The resort did not immediately respond to a Reuters' query.
"If the investigation concludes that safety protocols were not followed, the company will be subject to legal action and severe financial penalties," another Qatar government official said in a statement when contacted by Reuters.
"The rate of work-related accidents has consistently declined in Qatar since strict health and safety standards were introduced and enforcement has been stepped up," the official said.
Qatar had come under increasing scrutiny by human rights groups since being awarded World Cup hosting rights in 2010 over its treatment of migrant workers, who account for the majority of the Gulf Arab state's population.
The tournament, the first to be held in the Middle East where other countries have also faced criticism over migrant workers' rights, has been mired in controversy with some soccer stars and European official criticising Qatar's human rights record, including on labour, LGBT+ and women's rights.

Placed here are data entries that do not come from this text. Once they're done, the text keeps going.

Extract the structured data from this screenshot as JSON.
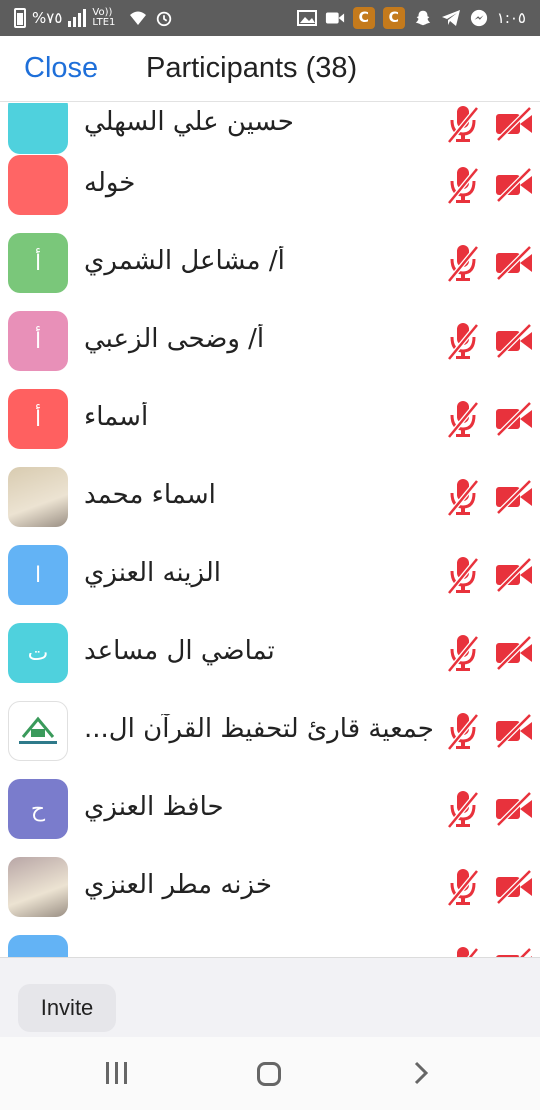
{
  "status_bar": {
    "battery_percent": "%٧٥",
    "network_label": "Vo)) LTE1",
    "time": "١:٠٥",
    "app_badge": "C",
    "icons": [
      "battery-icon",
      "signal-icon",
      "wifi-icon",
      "alarm-icon",
      "gallery-icon",
      "video-icon",
      "snapchat-icon",
      "telegram-icon",
      "messenger-icon"
    ]
  },
  "header": {
    "close_label": "Close",
    "title": "Participants (38)",
    "accent_color": "#1e6fd9"
  },
  "participants": [
    {
      "name": "حسين علي السهلي",
      "initial": "",
      "avatar_color": "#4fd1dd",
      "mic": "muted",
      "video": "off"
    },
    {
      "name": "خوله",
      "initial": "",
      "avatar_color": "#ff6565",
      "mic": "muted",
      "video": "off"
    },
    {
      "name": "أ/ مشاعل الشمري",
      "initial": "أ",
      "avatar_color": "#7ac77a",
      "mic": "muted",
      "video": "off"
    },
    {
      "name": "أ/ وضحى الزعبي",
      "initial": "أ",
      "avatar_color": "#e890b8",
      "mic": "muted",
      "video": "off"
    },
    {
      "name": "أسماء",
      "initial": "أ",
      "avatar_color": "#ff6060",
      "mic": "muted",
      "video": "off"
    },
    {
      "name": "اسماء محمد",
      "initial": "",
      "avatar_color": "#d8cbb0",
      "avatar_photo": true,
      "mic": "muted",
      "video": "off"
    },
    {
      "name": "الزينه العنزي",
      "initial": "ا",
      "avatar_color": "#63b3f5",
      "mic": "muted",
      "video": "off"
    },
    {
      "name": "تماضي ال مساعد",
      "initial": "ت",
      "avatar_color": "#4fd1dd",
      "mic": "muted",
      "video": "off"
    },
    {
      "name": "جمعية قارئ لتحفيظ القرآن ال...",
      "initial": "",
      "avatar_color": "#ffffff",
      "avatar_logo": true,
      "mic": "muted",
      "video": "off"
    },
    {
      "name": "حافظ العنزي",
      "initial": "ح",
      "avatar_color": "#7a7ccc",
      "mic": "muted",
      "video": "off"
    },
    {
      "name": "خزنه مطر العنزي",
      "initial": "",
      "avatar_color": "#b8a6a6",
      "avatar_photo": true,
      "mic": "muted",
      "video": "off"
    },
    {
      "name": "",
      "initial": "",
      "avatar_color": "#63b3f5",
      "mic": "muted",
      "video": "off"
    }
  ],
  "footer": {
    "invite_label": "Invite"
  },
  "muted_color": "#e8323c"
}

Qatar's World Cup organisers, the Supreme Committee for Delivery and Legacy, said in a statement that it was not involved in the Qatari investigation as "the deceased (was) working as a contractor, not under the remit of the SC".
The number of work-related deaths in Qatar is in dispute.
Britain's Guardian reported last year that at least 6,500 migrant workers - many of them working on World Cup projects - had died in Qatar since it won the right to stage the event, according to the paper's calculations from official records.
In response, Qatar said the number of deaths was proportionate to the size of the migrant workforce, and included many non-manual workers, adding that every life lost was a tragedy. The SC said that three work-related deaths and 37 non-work related deaths have occurred on World Cup related projects.
"Death is a natural part of life, whether it's at work, whether it's in your sleep," Khater said, voicing disappointment at journalists' questions about The Athletic report.
"We're in the middle of a World Cup. And we have a successful World Cup. And this is something you want to talk about right now?" he said.
(This story has been corrected to fix typos in paragraphs 8 and 9).